VUELO 00901

Veintidós años y la herida no cierra: Ramy Attie

Es el 19 de julio de 1994. Para mayores detalles un martes, y como siempre, un día radiante y soleado en toda Panamá. Eso sí, inequívocamente ajetreado en Colón, nuestro principal puerto en el Caribe.

Culmina la tarde y con ello las labores ordinarias. Cierran los negocios de Colón y la Zona Libre y todos, empresarios, gerentes y colaboradores, emprenden el regreso a sus casas con el afán de llegar temprano y recibir el amor de sus seres queridos. Algunos no deben trasladarse a largas distancias, ya que viven en el mismo Colón. Otros se dirigen a localidades cercanas. Los pocos deben emprender el entonces largo camino a la ciudad de Panamá, capital de nuestra república que en aquellos días daba sus primeros pasos democráticos tras los avatares sufridos durante la dictadura y la invasión.

La hora es 4:00 p.m. Presurosos van a sus destinos. Algunos de los que viajan a la ciudad de Panamá, evitando la entonces carretera, prefieren hacer el trayecto utilizando el ferrocarril o los aviones que en tan solo media hora los llevan a los aeropuertos de la principal urbe nacional.

La hora es 5:00 p.m. El embarque en el avión está presto. El vuelo 00901 de Alas Chiricanas recibe en su vientre a 18 pasajeros y a 3 tripulantes, en total a sus 21 ocupantes que representaban la capacidad máxima del turbohélice Bandeirante, modelo EMB 10, destinado ese día a prestar servicio entre las dos principales ciudades del país.

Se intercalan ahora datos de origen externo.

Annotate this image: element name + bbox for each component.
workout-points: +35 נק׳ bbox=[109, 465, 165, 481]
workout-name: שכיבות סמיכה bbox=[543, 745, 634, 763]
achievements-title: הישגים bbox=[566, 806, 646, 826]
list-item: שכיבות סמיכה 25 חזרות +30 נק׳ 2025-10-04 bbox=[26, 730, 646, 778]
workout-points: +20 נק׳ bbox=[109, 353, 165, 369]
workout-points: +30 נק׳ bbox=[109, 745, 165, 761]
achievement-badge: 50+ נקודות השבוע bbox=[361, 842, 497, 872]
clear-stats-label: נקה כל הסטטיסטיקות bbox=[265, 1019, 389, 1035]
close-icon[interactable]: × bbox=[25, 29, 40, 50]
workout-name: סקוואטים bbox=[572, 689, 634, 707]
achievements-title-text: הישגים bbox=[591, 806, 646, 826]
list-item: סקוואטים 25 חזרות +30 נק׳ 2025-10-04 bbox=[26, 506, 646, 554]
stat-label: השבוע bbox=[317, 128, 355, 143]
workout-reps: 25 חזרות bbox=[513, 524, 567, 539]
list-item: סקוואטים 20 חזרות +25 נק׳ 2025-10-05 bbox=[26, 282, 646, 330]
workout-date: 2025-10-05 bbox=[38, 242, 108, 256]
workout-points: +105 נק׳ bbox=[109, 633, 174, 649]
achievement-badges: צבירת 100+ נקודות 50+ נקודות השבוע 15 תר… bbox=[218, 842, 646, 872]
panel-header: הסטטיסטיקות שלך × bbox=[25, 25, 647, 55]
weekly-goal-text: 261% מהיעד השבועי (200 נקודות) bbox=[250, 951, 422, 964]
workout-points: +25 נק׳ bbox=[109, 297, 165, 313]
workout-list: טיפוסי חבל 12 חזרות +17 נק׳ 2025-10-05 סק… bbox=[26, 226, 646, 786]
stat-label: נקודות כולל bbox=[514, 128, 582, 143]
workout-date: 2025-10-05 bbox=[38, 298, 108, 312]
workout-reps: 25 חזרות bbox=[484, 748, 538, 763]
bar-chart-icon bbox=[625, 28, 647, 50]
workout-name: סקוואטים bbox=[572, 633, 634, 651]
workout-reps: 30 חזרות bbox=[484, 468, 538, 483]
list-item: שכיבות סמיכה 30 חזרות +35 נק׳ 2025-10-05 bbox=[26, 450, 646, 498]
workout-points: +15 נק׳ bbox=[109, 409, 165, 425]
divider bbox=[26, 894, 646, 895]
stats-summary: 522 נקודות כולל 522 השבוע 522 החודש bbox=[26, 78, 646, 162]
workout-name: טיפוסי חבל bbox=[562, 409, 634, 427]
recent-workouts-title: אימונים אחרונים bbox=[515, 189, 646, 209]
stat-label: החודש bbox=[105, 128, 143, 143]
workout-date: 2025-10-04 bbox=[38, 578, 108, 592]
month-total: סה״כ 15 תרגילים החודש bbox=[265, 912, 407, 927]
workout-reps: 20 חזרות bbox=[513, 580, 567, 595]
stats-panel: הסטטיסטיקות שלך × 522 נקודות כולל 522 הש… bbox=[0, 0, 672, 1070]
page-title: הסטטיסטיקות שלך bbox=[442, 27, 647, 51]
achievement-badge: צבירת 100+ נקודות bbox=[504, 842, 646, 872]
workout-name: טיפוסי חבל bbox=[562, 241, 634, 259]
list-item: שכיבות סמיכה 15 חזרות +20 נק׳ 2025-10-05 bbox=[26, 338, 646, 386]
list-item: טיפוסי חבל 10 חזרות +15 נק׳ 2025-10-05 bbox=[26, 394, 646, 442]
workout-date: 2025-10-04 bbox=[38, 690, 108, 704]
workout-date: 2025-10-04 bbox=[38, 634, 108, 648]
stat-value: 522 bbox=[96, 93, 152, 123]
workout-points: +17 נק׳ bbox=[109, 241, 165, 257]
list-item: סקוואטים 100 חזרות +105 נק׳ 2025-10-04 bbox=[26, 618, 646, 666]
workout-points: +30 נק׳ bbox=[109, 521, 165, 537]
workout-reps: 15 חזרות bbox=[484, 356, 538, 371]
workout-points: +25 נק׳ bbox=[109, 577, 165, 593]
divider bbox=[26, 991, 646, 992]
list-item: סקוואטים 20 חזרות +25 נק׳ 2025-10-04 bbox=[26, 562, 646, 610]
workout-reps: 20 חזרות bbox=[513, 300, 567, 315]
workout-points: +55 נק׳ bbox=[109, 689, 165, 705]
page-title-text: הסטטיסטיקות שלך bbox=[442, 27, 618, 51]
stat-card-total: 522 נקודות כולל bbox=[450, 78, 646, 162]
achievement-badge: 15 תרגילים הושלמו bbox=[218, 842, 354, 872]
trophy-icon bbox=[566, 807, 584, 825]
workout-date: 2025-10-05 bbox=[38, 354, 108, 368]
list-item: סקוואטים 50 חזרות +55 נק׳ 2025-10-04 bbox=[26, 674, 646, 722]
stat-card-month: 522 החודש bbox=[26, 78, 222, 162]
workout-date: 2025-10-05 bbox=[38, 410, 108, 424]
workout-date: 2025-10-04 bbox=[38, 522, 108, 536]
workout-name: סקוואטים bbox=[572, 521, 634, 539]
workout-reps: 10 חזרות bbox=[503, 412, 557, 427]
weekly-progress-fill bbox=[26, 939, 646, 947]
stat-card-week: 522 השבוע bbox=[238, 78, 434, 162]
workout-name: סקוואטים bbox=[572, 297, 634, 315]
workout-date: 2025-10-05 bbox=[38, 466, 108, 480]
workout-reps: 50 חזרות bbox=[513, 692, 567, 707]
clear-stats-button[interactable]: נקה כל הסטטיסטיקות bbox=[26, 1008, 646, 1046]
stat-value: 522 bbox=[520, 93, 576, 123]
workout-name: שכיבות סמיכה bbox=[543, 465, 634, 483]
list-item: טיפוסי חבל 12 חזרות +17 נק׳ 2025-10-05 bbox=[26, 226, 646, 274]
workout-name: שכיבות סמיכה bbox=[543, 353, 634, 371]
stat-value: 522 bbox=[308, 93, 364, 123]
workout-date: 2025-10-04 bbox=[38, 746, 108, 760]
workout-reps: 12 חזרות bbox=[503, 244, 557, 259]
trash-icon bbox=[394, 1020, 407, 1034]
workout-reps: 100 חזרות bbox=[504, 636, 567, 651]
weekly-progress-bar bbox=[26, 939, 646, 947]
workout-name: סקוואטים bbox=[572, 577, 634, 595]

La hora es 5:10 p.m. El vuelo 00901 que carretea por la pista del aeropuerto Enrique A. Jiménez de Colón recibe autorización de despegar y raudo gana velocidad hasta elevarse y dirigir la nariz hacia su destino sur. Todo transcurre normal. Los pasajeros conversan entre sí. Algunos deciden relajarse y darse el lujo de una corta, pero preciada siesta arrullados por los motores que desarrollaban las revoluciones idóneas para que todo transcurriera con normalidad, porque eso era, un día normal.

La hora es 5:15 p.m. El vuelo 00901 transporta a padres, hijos, sobrinos, abuelos, hermanos, tíos, primos, vecinos, amigos. Lleva a alguien a quien conocemos y amamos. Alguien que para nosotros es más que un anónimo. Es una persona cercana, con nombre y apellido, con quien crecimos y juntos planificamos pasar nuestra vejez en compañía de nuestras esposas, hijos y nietos. Alguien a quien veríamos esa noche, quién sabe, solo para abrazarnos o bien desearnos vía telefónica las buenas noches que desde pequeños nos deseábamos.

La hora es 5:20 p.m. El avión transita a buena altura sobre las montañas de Santa Isabel, a tan solo 10 minutos de haber emprendido la salida desde Colón. Lo que es rutina se nos transforma en tragedia. Los controladores aéreos pierden en sus radares el vuelo 00901. Se realizan llamados infructuosos. De inmediato se da la voz de alarma. No hay rastro alguno del avión. Llegados los primeros rescatistas reciben informes de los lugareños de haber oído una explosión en dirección al cielo. La búsqueda empieza y de inmediato hallan los restos aún humeantes del avión siniestrado. No hay sobrevivientes. Todo ha terminado. El silencio es total.

La hora para mí sigue siendo las 5:20 p.m. Sigo pensando en aquel 19 de julio de 1994. Pero estoy en 2016. Han transcurrido 22 años de aquel martes nefasto que, tanto para mí como para los centenares de deudos, aún no ha terminado. Nos quedamos congelados. Dolidos. Con el alma quebrada y el pensamiento petrificado. Una estaca está clavada en nuestros corazones. Perdimos a personas que amamos. A seres humanos ejemplares. Únicos. A compañeros de nuestras vidas cuyas existencias se vieron truncadas por la arremetida del terrorismo islámico que un día antes había sembrado la muerte y el caos en el seno de Buenos Aires, atentando contra el Centro Comunitario Judío AMIA. Un terrorismo islámico que todavía hoy, a pesar de haber transcurrido tantos años y sobre todo tantas advertencias, aún sigue asesinando.

La hora para mí seguirá siendo las 5:20 p.m. Y lo seguirá siendo hasta que la justicia lleve ante los tribunales y encarcele a los culpables del vil atentado terrorista que vistió de luto a nuestra nación. Así y solo así, daré descanso al dolor que cargo. Y ya, cuando me llegue la hora, cuando así lo decida Dios, es que emprenderé mi viaje sin retorno y podré darle a mi hermano, a mi sobrino y a los demás pasajeros de aquel fatídico vuelo los deseos de buenas noches que se quedaron truncados al final de la tarde de aquel 19 de julio de 1994.